Can we back up a second? An "everything app" is not a well-defined thing. Projecting whatever fears you have about the threat to liberal democracy onto the blank slate of an "everything app" says much more about you as a writer than it does about the concept of an "everything app".
It's being taken as a given that WeChat is an "everything app" and that Elon Musk was using "everything app" in that (not universally accepted) context for the meaning of an "everything app".
The article makes some tolerably good points about concentration of power and that's totally fine, but putting it in this context just seems silly.
At what point do we realize that anybody can be a critic, anything can be worth criticism, and being a critic is very easy while doing anything of practical value is very difficult?
The moment we realize this, I think that we should stop giving critics so much influence and acting like their criticisms are automatically valid for being criticisms. (Maybe it's just me, but I have increasingly low respect for critics because it is actually such a lazy, easy job that drags down everybody even trying to do something.)
The healthy response to that situation is to just look at whatever good points critics raise, work on them, and ignore the rest. But best to check with someone else if "the rest" really doesn't contain anything valid that you should pay attention to as well.
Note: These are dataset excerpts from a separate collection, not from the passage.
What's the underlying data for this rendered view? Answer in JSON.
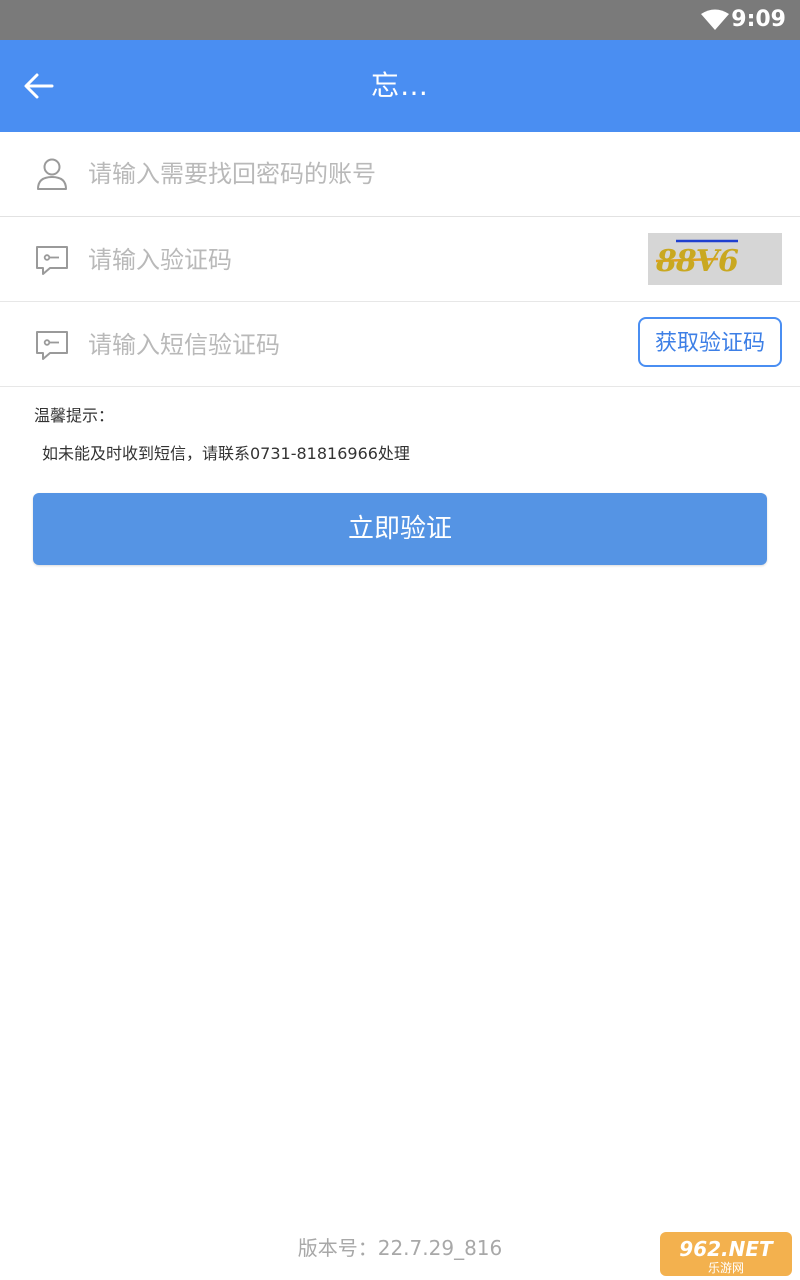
{
  "status_bar": {
    "time": "9:09"
  },
  "app_bar": {
    "title": "忘…",
    "icons": {
      "back": "arrow-left-icon"
    }
  },
  "form": {
    "account": {
      "placeholder": "请输入需要找回密码的账号",
      "icon": "user-icon"
    },
    "captcha": {
      "placeholder": "请输入验证码",
      "icon": "message-icon",
      "image_text": "88V6"
    },
    "sms": {
      "placeholder": "请输入短信验证码",
      "icon": "message-icon",
      "button_label": "获取验证码"
    }
  },
  "tips": {
    "title": "温馨提示：",
    "text": "如未能及时收到短信，请联系0731-81816966处理"
  },
  "verify_button": "立即验证",
  "version": "版本号：22.7.29_816",
  "watermark": {
    "text": "962.NET",
    "subtext": "乐游网"
  },
  "colors": {
    "primary": "#4a8ef2",
    "button": "#5594e4",
    "status_bar": "#7a7a7a"
  }
}
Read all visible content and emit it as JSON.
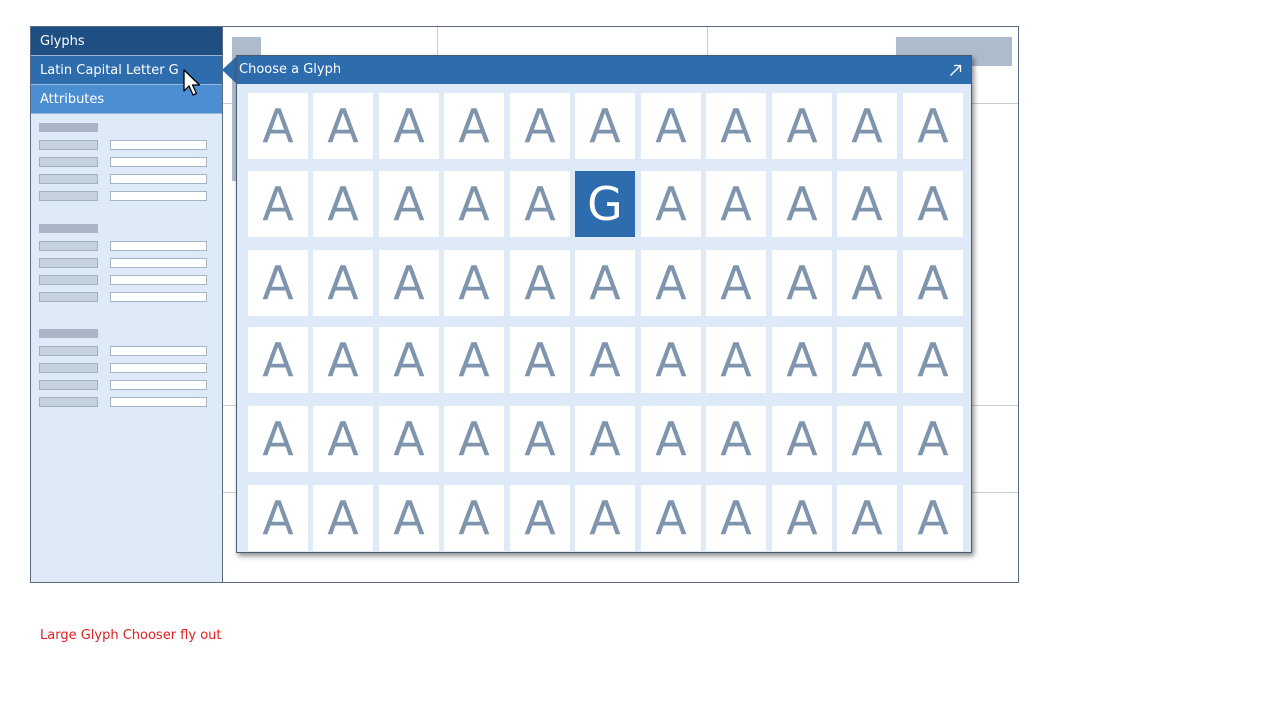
{
  "sidebar": {
    "glyphs_label": "Glyphs",
    "selected_glyph_label": "Latin Capital Letter G",
    "attributes_label": "Attributes",
    "attribute_groups": [
      {
        "rows": 4
      },
      {
        "rows": 4
      },
      {
        "rows": 4
      }
    ]
  },
  "flyout": {
    "title": "Choose a Glyph",
    "expand_icon": "expand-arrow-icon",
    "columns": 11,
    "rows": 6,
    "default_glyph": "A",
    "selected_glyph": "G",
    "selected_index": 16
  },
  "caption": "Large Glyph Chooser fly out",
  "colors": {
    "header_dark": "#1f4f82",
    "header_mid": "#2d6cad",
    "header_light": "#4b8ed2",
    "panel_bg": "#deeaf7",
    "glyph_text": "#7f94ad",
    "caption_red": "#e02020"
  }
}
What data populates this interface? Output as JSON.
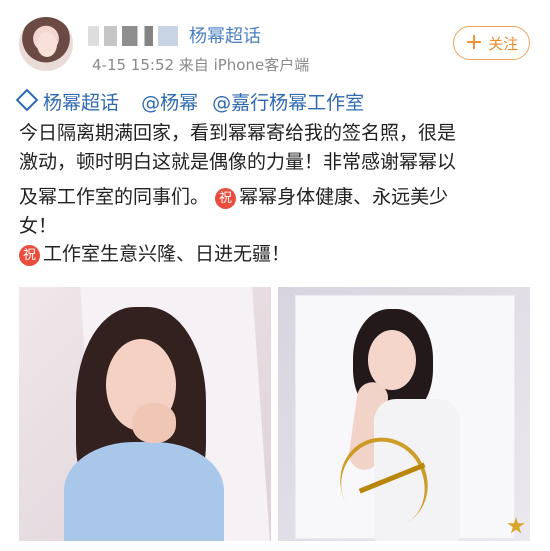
{
  "post": {
    "topic_name": "杨幂超话",
    "meta": "4-15 15:52  来自 iPhone客户端",
    "follow_label": "关注",
    "mentions": [
      "杨幂超话",
      "@杨幂",
      "@嘉行杨幂工作室"
    ],
    "text_lines": [
      "今日隔离期满回家，看到幂幂寄给我的签名照，很是",
      "激动，顿时明白这就是偶像的力量！非常感谢幂幂以",
      "及幂工作室的同事们。",
      "幂幂身体健康、永远美少",
      "女！",
      "工作室生意兴隆、日进无疆！"
    ],
    "badge_label": "祝"
  }
}
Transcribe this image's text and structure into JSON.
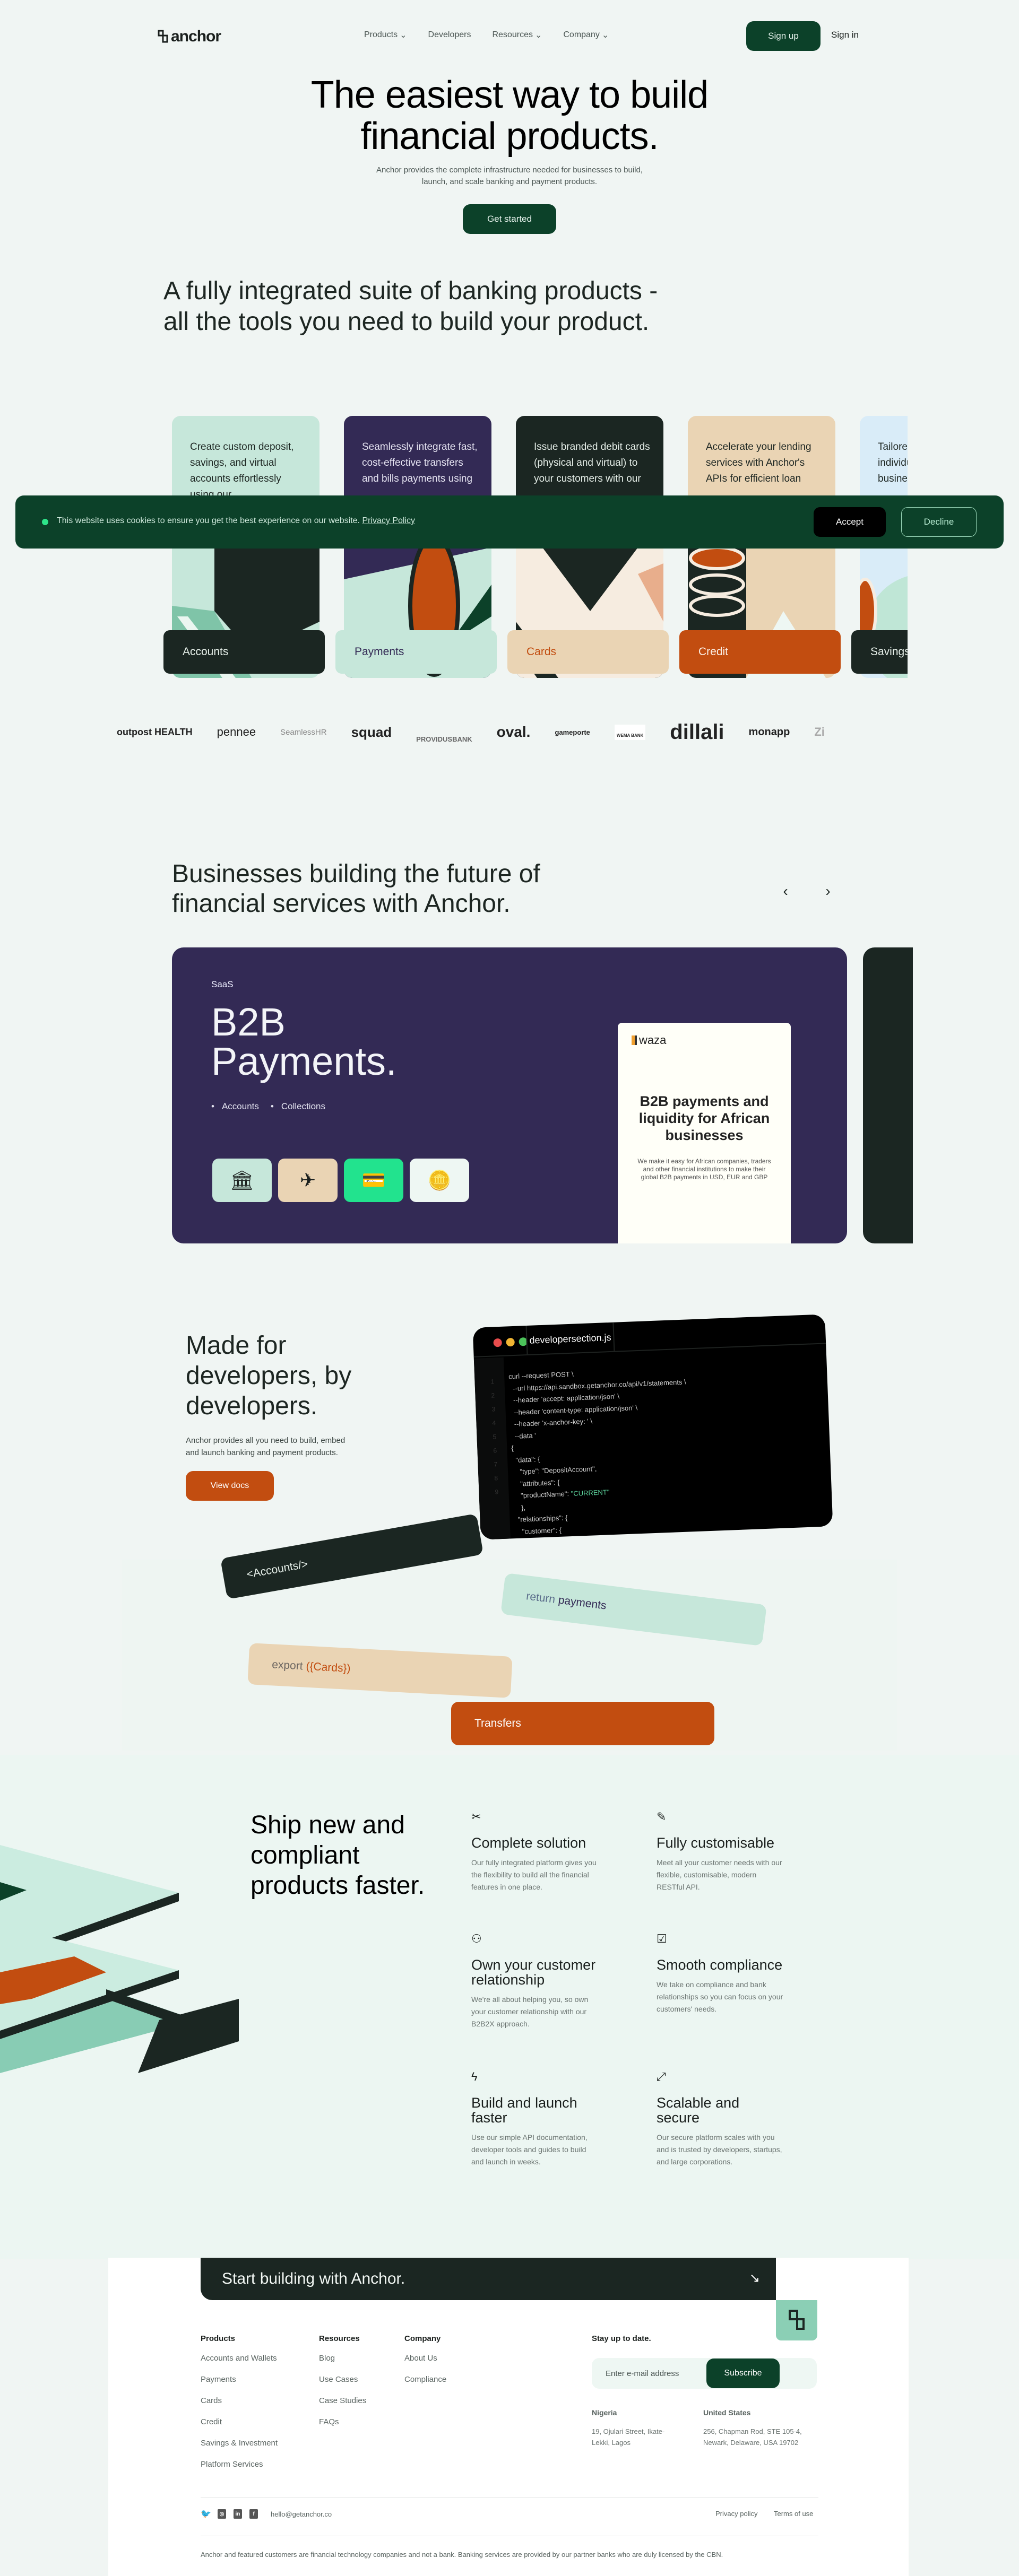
{
  "brand": {
    "name": "anchor"
  },
  "nav": {
    "links": [
      {
        "label": "Products",
        "has_dropdown": true
      },
      {
        "label": "Developers",
        "has_dropdown": false
      },
      {
        "label": "Resources",
        "has_dropdown": true
      },
      {
        "label": "Company",
        "has_dropdown": true
      }
    ],
    "signup_label": "Sign up",
    "signin_label": "Sign in"
  },
  "hero": {
    "title_line1": "The easiest way to build",
    "title_line2": "financial products.",
    "subtitle_line1": "Anchor provides the complete infrastructure needed for businesses to build,",
    "subtitle_line2": "launch, and scale banking and payment products.",
    "cta_label": "Get started"
  },
  "suite": {
    "title_line1": "A fully integrated suite of banking products -",
    "title_line2": "all the tools you need to build your product."
  },
  "products": [
    {
      "label": "Accounts",
      "description": "Create custom deposit, savings, and virtual accounts effortlessly using our",
      "card_color": "#c6e7da",
      "text_color": "#1d2622",
      "label_bg": "#1b2622",
      "label_color": "#e6efe9"
    },
    {
      "label": "Payments",
      "description": "Seamlessly integrate fast, cost-effective transfers and bills payments using",
      "card_color": "#332a55",
      "text_color": "#e6e4f2",
      "label_bg": "#c6e7da",
      "label_color": "#332a55"
    },
    {
      "label": "Cards",
      "description": "Issue branded debit cards (physical and virtual) to your customers with our",
      "card_color": "#1b2622",
      "text_color": "#e6efe9",
      "label_bg": "#ead4b4",
      "label_color": "#c24d10"
    },
    {
      "label": "Credit",
      "description": "Accelerate your lending services with Anchor's APIs for efficient loan",
      "card_color": "#ead4b4",
      "text_color": "#1d2622",
      "label_bg": "#c24d10",
      "label_color": "#fbeee4"
    },
    {
      "label": "Savings",
      "description": "Tailored Investment for individuals and businesses",
      "card_color": "#d9ecf8",
      "text_color": "#1d2622",
      "label_bg": "#1b2622",
      "label_color": "#e6efe9"
    }
  ],
  "cookie": {
    "text": "This website uses cookies to ensure you get the best experience on our website.",
    "link_label": "Privacy Policy",
    "accept_label": "Accept",
    "decline_label": "Decline"
  },
  "partner_logos": [
    "outpost HEALTH",
    "pennee",
    "SeamlessHR",
    "squad",
    "PROVIDUSBANK",
    "oval.",
    "gameporte",
    "WEMA BANK",
    "dillali",
    "monapp",
    "Zi"
  ],
  "businesses": {
    "title_line1": "Businesses building the future of",
    "title_line2": "financial services with Anchor.",
    "prev_icon": "chevron-left-icon",
    "next_icon": "chevron-right-icon",
    "case": {
      "tag": "SaaS",
      "title_line1": "B2B",
      "title_line2": "Payments.",
      "features": [
        "Accounts",
        "Collections"
      ],
      "preview": {
        "logo": "waza",
        "headline": "B2B payments and liquidity for African businesses",
        "body": "We make it easy for African companies, traders and other financial institutions to make their global B2B payments in USD, EUR and GBP"
      }
    }
  },
  "developers": {
    "title_line1": "Made for",
    "title_line2": "developers, by",
    "title_line3": "developers.",
    "subtitle": "Anchor provides all you need to build, embed and launch banking and payment products.",
    "cta_label": "View docs",
    "editor": {
      "filename": "developersection.js",
      "line_numbers": [
        "1",
        "2",
        "3",
        "4",
        "5",
        "6",
        "7",
        "8",
        "9"
      ],
      "code_lines": [
        "curl --request POST \\",
        "  --url https://api.sandbox.getanchor.co/api/v1/statements \\",
        "  --header 'accept: application/json' \\",
        "  --header 'content-type: application/json' \\",
        "  --header 'x-anchor-key: ' \\",
        "  --data '",
        "{",
        "  \"data\": {",
        "    \"type\": \"DepositAccount\",",
        "    \"attributes\": {",
        "    \"productName\": ",
        "    },",
        "  \"relationships\": {",
        "    \"customer\": {"
      ],
      "highlight_value": "\"CURRENT\""
    },
    "chips": {
      "accounts": "<Accounts/>",
      "payments_prefix": "return",
      "payments_word": "payments",
      "cards_prefix": "export",
      "cards_word": "({Cards})",
      "transfers": "Transfers"
    }
  },
  "ship": {
    "title_line1": "Ship new and",
    "title_line2": "compliant",
    "title_line3": "products faster.",
    "features": [
      {
        "icon": "tools-icon",
        "title": "Complete solution",
        "body": "Our fully integrated platform gives you the flexibility to build all the financial features in one place."
      },
      {
        "icon": "edit-document-icon",
        "title": "Fully customisable",
        "body": "Meet all your customer needs with our flexible, customisable, modern RESTful API."
      },
      {
        "icon": "users-icon",
        "title": "Own your customer relationship",
        "body": "We're all about helping you, so own your customer relationship with our B2B2X approach."
      },
      {
        "icon": "clipboard-check-icon",
        "title": "Smooth compliance",
        "body": "We take on compliance and bank relationships so you can focus on your customers' needs."
      },
      {
        "icon": "lightning-icon",
        "title": "Build and launch faster",
        "body": "Use our simple API documentation, developer tools and guides to build and launch in weeks."
      },
      {
        "icon": "scale-arrow-icon",
        "title": "Scalable and secure",
        "body": "Our secure platform scales with you and is trusted by developers, startups, and large corporations."
      }
    ]
  },
  "footer": {
    "cta_label": "Start building with Anchor.",
    "columns": [
      {
        "title": "Products",
        "links": [
          "Accounts and Wallets",
          "Payments",
          "Cards",
          "Credit",
          "Savings & Investment",
          "Platform Services"
        ]
      },
      {
        "title": "Resources",
        "links": [
          "Blog",
          "Use Cases",
          "Case Studies",
          "FAQs"
        ]
      },
      {
        "title": "Company",
        "links": [
          "About Us",
          "Compliance"
        ]
      }
    ],
    "newsletter": {
      "title": "Stay up to date.",
      "placeholder": "Enter e-mail address",
      "button_label": "Subscribe"
    },
    "offices": [
      {
        "country": "Nigeria",
        "address": "19, Ojulari Street, Ikate-Lekki, Lagos"
      },
      {
        "country": "United States",
        "address": "256, Chapman Rod, STE 105-4, Newark, Delaware, USA 19702"
      }
    ],
    "social": [
      "twitter-icon",
      "instagram-icon",
      "linkedin-icon",
      "facebook-icon"
    ],
    "email": "hello@getanchor.co",
    "privacy_label": "Privacy policy",
    "terms_label": "Terms of use",
    "disclaimer": "Anchor and featured customers are financial technology companies and not a bank. Banking services are provided by our partner banks who are duly licensed by the CBN."
  }
}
Elon's best move is to launch a Twitter-wide cryptocurrency that can be earned through watching advertisements, disabling adblockers, sharing data, and direct dollar swaps. He should create a third-party ecosystem for journalists, vendors and government validated "citizen IDs". All voluntary, but with incentives and benefits.
If people thought the "checkmark" was a big deal just wait. There will be all sorts of tiers of validated personhood which will grant access to things others don't get by being anonymous. It's going to become a private company; and the currency doesn't need to be an open-trustless system; but rather a deanonymized one that won't trade on exchanges and won't be subject to the SEC rules the same way Dave & Busters isn't.
Then, he should open Twitter up to share conversions from coins and sell Twitter back to the people as a people-owned and managed social media giant. He could double his money in less than 24 months.
The first step of course is putting me in charge of the whole damn thing.
Lest we forget, Facebook was the ONLY social network people used for a good long while, at least when I was graduating HS and entering college. You had Facebook for actual social networking, band/music pages on MySpace, and everything else was essentially porn bots and pedophiles, aka "spam city". So you have to wonder, if an everything app actually is a good idea, why couldn't the one company who had the most opportunity at the perfect time with as much funding as they could possibly need...not be able to do it?
Just because something works in China, doesn't mean it will work everywhere else. Actually, I would say that if something works in China, your best bet is that it _won't_ work anywhere else. TikTok being a notable exception.